Development and characterization of LiNbO 3 electro-optic phase modulator at 220 GHz for millimeter-wave imaging system

Abstract

Lithium niobate (LN) modulators have been for years the devices of choice for the telecommunication market due to their high modulation rate and their robustness. Matching RF and optical velocities has been the most critical factor that limited this technology to 40 Gb/s since the early 2000's. However, recent interest in millimeter-wave (mmW) imaging, which requires good resolution images for object recognition, has led to significant progress in modulator's design and fabrication techniques [1]. 100 GHz modulation bandwidth has been reported [2]. For passive mmW imaging purpose at 77 GHz and beyond, we have developed an electro-optic phase modulator that can work up to 220 GHz.

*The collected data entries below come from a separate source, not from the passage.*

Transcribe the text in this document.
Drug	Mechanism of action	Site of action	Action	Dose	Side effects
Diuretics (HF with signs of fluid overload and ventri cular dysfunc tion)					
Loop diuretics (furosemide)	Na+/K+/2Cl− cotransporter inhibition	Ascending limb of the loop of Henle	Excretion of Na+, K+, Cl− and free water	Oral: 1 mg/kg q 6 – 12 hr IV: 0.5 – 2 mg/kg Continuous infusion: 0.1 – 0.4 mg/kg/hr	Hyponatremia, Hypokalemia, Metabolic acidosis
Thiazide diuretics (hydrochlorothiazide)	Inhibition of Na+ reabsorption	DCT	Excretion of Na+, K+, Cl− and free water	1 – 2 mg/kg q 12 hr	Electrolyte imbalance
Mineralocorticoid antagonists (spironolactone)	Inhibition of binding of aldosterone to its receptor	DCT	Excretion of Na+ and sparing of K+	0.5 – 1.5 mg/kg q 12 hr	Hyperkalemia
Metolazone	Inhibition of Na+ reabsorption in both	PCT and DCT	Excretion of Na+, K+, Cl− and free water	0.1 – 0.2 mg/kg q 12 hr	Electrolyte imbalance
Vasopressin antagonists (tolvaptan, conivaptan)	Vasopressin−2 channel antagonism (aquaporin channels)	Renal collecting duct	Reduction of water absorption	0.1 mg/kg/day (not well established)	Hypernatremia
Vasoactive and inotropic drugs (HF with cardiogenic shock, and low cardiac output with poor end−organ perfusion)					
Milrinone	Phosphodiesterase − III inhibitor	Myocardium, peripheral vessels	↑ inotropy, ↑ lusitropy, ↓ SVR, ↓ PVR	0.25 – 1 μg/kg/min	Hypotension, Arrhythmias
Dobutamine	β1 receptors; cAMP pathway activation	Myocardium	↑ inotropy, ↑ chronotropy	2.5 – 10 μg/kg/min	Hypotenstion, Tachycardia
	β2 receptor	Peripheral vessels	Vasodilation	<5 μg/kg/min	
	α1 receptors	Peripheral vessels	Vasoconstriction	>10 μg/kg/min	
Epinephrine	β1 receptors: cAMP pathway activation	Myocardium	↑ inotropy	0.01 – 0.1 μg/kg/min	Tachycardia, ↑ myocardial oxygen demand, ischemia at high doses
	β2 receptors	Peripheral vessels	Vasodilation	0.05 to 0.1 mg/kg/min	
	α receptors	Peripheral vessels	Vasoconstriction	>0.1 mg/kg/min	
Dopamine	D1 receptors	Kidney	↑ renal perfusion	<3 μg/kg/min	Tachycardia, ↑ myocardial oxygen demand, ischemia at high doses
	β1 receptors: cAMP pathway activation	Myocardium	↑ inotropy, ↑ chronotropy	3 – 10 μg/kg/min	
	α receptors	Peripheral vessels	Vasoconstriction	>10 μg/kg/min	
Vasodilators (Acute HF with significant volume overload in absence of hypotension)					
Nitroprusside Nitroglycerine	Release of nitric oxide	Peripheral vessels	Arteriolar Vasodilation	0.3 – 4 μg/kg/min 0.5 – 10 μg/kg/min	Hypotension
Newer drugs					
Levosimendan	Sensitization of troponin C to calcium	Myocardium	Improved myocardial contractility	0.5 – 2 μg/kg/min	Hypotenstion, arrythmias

Modulator design and fabrication techniques are presented, supported by experimental measurements of optical response. We demonstrate optical upconversion up to 220 GHz by achieving RF and optical index matching combined with substrate modes elimination and low dielectric and conduction losses. The RF index is matched to the optical group velocity at 2.19 through CPW ridged structure and silicon dioxide layer deposition. Accurate index matching is obtained by controlling the thickness and the topology of the silicon dioxide layer, whereas substrate modes are reduced by thinning the LN substrate down to 50 μm. A fiber-modulator-fiber optical insertion loss of 4.5 dB also ensures good optical upconversion efficiency. We have applied the phase modulator to our mmW imaging system and obtained high quality mmW images in W-band.